Sunday, May 28, 2023

Bringing BCP into the fold does not deserve to be among UDC top priorities

The palpable unhappiness among a growing number of Botswana Congress Party activists cannot for ever be attributed to a hostile coterie of journalists who the party leadership continues to accuse of all kinds of crimes including poor showing at last year’s General Elections.
Very soon the party leadership is going to have to contend with the fact that members are actually unhappy with their leadership.
For most of the time the BCP leadership comes across as existing in a small world of their own ÔÇô detached from reality. They are consumed by a double-whammy of denial and paranoia; denial because they cannot accept the truth in plain sight that their party needs to modify its old strategy of relying on public relations for survival, and paranoia because they seem to see an enemy in everyone who questions the efficacy of their strategies.
And lately, strains of siege mentality seem to be setting in, running through their every public pronouncement and behaviuor.
In their every attack of their perceived enemies, the BCP has of late become more incoherent.
The party lacks clarity on whether it is willing to put results of the General Elections into history and move on.
In every platform attack dogs have been unleashed on the media and on other opposition parties.
This does not bode well for a party that so pertinently needs to break with the past and embark on a fresh start.
As we have argued in the past BCP, or at least the small band that runs the party need to be given space to heal.
This is because their egos have been badly bruised.
And it would be unfair to expect them to behave or think rationally at this stage.
They need empathy and not scorn.
But still BCP leaders have a big task in their hands.
They need to avert the potential implosion of their organisation.
They need to appreciate that time and indeed events are not on hold simply because their party is still in mourning.

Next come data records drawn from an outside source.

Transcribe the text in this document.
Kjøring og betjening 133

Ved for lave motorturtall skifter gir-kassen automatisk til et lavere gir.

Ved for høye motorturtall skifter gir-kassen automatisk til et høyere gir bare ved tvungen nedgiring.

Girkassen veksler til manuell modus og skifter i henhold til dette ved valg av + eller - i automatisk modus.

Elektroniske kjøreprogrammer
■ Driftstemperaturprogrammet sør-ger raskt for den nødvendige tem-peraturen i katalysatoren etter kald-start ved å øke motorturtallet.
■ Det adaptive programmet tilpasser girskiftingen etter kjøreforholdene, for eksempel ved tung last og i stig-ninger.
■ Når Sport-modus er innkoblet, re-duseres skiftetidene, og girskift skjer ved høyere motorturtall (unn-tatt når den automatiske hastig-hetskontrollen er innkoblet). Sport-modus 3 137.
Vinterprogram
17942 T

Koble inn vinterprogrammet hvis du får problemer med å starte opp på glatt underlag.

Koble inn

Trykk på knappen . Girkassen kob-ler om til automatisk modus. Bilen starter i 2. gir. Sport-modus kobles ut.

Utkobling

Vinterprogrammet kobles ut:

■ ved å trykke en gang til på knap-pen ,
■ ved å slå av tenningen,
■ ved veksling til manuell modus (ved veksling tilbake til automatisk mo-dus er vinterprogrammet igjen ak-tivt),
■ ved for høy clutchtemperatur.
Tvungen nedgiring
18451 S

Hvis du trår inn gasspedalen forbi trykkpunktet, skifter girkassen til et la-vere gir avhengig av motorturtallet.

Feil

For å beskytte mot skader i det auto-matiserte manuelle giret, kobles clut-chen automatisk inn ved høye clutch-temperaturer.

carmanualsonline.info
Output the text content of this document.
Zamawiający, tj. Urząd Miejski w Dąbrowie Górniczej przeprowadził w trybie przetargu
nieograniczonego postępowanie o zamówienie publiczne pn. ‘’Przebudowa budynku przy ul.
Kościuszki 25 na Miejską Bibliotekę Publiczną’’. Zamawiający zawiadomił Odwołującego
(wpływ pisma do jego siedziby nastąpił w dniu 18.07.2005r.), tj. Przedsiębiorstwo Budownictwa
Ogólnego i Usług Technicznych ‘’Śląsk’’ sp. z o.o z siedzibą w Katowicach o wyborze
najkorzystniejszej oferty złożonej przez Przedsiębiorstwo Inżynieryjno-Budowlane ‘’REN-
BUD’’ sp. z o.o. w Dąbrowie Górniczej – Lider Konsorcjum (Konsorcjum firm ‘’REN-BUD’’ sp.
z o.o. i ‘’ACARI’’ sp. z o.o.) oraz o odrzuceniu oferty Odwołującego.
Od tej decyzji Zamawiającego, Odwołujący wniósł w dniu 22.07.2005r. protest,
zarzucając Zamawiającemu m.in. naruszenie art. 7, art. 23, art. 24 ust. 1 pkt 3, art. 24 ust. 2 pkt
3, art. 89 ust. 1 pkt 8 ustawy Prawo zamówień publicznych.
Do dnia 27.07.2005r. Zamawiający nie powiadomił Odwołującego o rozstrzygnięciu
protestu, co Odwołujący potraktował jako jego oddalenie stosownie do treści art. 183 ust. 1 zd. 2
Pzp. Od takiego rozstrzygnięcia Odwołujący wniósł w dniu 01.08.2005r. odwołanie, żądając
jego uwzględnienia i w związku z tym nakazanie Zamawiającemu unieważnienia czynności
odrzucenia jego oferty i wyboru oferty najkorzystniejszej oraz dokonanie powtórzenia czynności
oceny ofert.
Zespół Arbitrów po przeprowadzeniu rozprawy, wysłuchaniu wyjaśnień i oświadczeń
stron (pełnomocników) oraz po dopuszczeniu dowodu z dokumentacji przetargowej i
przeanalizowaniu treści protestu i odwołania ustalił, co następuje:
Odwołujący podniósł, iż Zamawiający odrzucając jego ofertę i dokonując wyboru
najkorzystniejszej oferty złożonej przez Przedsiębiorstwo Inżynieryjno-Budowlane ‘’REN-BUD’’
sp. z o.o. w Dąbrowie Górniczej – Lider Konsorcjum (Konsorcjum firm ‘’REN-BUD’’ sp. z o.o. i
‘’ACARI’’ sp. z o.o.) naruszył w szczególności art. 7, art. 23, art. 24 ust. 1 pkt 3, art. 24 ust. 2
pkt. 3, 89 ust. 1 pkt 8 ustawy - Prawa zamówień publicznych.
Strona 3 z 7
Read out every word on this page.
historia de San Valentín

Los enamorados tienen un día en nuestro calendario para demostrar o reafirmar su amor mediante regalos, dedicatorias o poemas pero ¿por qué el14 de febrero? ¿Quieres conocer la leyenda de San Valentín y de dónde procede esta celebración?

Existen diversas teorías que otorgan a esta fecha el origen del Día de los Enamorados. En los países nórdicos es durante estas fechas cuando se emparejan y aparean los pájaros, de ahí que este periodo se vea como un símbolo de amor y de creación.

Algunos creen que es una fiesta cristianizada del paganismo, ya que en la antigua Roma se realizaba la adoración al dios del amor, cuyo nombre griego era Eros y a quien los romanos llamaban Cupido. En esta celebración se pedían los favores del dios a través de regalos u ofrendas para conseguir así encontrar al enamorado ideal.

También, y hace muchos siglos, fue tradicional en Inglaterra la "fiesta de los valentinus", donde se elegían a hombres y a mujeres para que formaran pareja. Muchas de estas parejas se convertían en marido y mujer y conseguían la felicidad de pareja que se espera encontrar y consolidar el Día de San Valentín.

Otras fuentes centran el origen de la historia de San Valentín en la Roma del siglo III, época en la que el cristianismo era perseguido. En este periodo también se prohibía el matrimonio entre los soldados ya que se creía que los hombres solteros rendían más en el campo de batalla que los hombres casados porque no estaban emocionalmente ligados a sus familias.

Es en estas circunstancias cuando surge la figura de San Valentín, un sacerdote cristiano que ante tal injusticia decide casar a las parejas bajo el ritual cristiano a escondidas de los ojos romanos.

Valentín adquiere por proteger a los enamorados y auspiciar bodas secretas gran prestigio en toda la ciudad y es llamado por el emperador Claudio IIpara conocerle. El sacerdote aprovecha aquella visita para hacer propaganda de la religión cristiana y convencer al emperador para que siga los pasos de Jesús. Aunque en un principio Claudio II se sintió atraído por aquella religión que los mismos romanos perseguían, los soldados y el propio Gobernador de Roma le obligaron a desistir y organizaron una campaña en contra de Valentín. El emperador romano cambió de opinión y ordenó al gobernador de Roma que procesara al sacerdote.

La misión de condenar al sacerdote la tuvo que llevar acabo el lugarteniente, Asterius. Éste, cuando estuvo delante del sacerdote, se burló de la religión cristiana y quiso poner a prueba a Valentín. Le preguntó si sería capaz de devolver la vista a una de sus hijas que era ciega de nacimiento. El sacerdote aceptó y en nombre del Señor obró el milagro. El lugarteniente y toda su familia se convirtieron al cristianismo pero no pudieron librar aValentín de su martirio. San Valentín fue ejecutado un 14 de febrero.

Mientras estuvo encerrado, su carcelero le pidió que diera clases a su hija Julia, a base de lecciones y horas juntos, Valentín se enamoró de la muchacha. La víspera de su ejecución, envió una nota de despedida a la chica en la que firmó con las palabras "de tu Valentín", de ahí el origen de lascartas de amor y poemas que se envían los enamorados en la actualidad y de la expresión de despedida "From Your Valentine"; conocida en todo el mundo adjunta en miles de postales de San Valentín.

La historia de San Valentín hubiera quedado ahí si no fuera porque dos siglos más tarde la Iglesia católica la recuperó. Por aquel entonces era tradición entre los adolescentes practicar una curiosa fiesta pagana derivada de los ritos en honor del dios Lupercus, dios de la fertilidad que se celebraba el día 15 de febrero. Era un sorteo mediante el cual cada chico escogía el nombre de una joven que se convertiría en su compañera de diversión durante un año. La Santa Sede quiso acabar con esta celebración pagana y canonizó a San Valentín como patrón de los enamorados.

After every funeral, the world continues moving on.
And so it has to be with the BCP after the tragedy that struck last year.
One way to accept closure would be to join UDC.
The longer they take to voluntarily join the UDC, the harder it will become for them to do so under their own terms.
It is instructive that already there is a significant constituency inside UDC which strongly feels that BCP is a lost cause.
Their attitude is that any new negotiations with BCP are not only ill-advised but also a potential risk whose management will not be easy.
Essentially they are saying the arrival of BCP into the fold will inevitably destabilise the peace currently reining inside the UDC. They are saying rather than bring the BCP as a block, the party should be stripped, skinned, dismembered and brought into the UDC as individually dismantled parts.
And to a large degree that is already happening.
Almost on a weekly basis a long stream of BCP members continues to file its way into the UDC.
This section of the UDC is helped by the headstrong vocal hardliners currently holding sway at the BCP.
These hardliners perennially attack UDC with the same regularity with which they attack the media.
Their spiritual and intellectual godfathers are forever on social media, telling the world why by joining the UDC, the BCP would effectively be reducing Botswana into a two-party state; as if there is anything wrong with that.
Is this crowd willing to hoist the flag of multi-party system even if that comes at a cost of reducing the BCP to a carcass?
At times I get shocked how people who profess to love the BCP seem in practice to be willing and in fact too eager to fastrack the party’s exit from the national big stage. These are the people who do not want to believe that no matter their sophisticated assessment and interpretation of the General Elections results last year, in the mind of an ordinary voter, the BCP has ceased to be a big player from that very moment.
The near wipeout of the BCP from the national stage has indeed been a political tragedy for this country.
And it should be accepted as such.
What is wrong however is to accuse everybody, the media especially of all the crimes while exonerating the party leadership.
Ordinary members of the BCP should blame their party leadership for choosing expediency over hard decisions.
For their part the UDC is currently having a good time.
Rather than negotiating with the BCP, they should use that time to build relationships with international partners.
They should also enhance and deepen clarity on such matters like their economic policies and also work to allays fears that they are a bubble that will with time eventually burst.
One of the sub-texts seldom mentioned as an underlying reason behind BCP decision to opt out of the Umbrella is that some of its leaders could not imagine themselves sharing public attention with other opposition leaders.
With all the positions at UDC now substantively filled, what will become of the people hopelessly addicted to limelight as is the case with some of the BCP leaders?
That by itself presents a challenge.
Which is why it is prudent for UDC not to make BCP a priority; at least not for now.